Digital assets – which include text messages, computers, online accounts, files on your phone, or any files stored on the internet that you own, are a legacy of your life, and may be valuable assets. How they are handled following the death of their owner is a rapidly developing area of estate planning law.
Damage and Theft
Earlier this week, a news story out of Virginia recounted the tale of a family who has been barraged by emails from their dead mother’s Yahoo! email account since her passing two years ago. A hacker got into the deceased woman’s account and is using her address book to spam family members and friends. The family tried to get the account closed, but the hacker had already changed passwords and account presets. Yahoo! said they could not close the account until the family produces a death certificate.
Legacy and Reputation
So what can we do to plan for what happens to our digital assets once we’re no longer here? Putting all your digital asset information in your will is not a good idea, since a will becomes public record once it is probated. Plus, making frequent changes to a will every time a new account is added or a password is changed is unwieldy and expensive.
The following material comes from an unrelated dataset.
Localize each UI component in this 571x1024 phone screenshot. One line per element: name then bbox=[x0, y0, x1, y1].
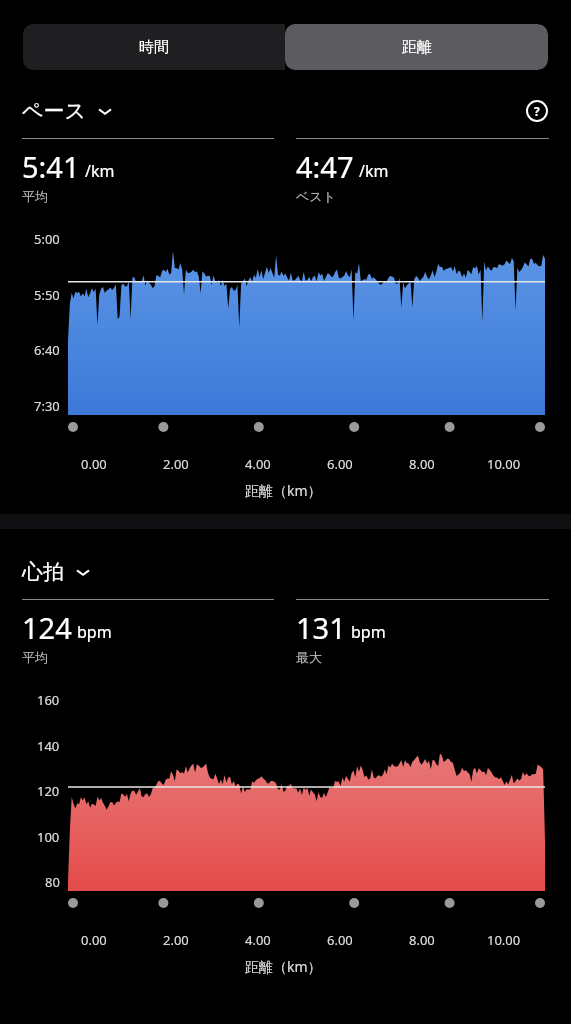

Drafting a separate document that lists all your digital assets in the form of a letter of instruction to your executor or agent is a better idea. You can provide instructions on which accounts should be deleted, which should be passed on, and so forth. This document should be kept with your other estate planning documents, but should probably not be passed on to family members until you’re gone.
Ownership and the Future
You also have the choice of setting up a revocable trust for your digital assets if you are so inclined, or use the services of an online digital asset afterlife provider that, often for a nominal fee, stores all your digital assets for you and your eventual heirs.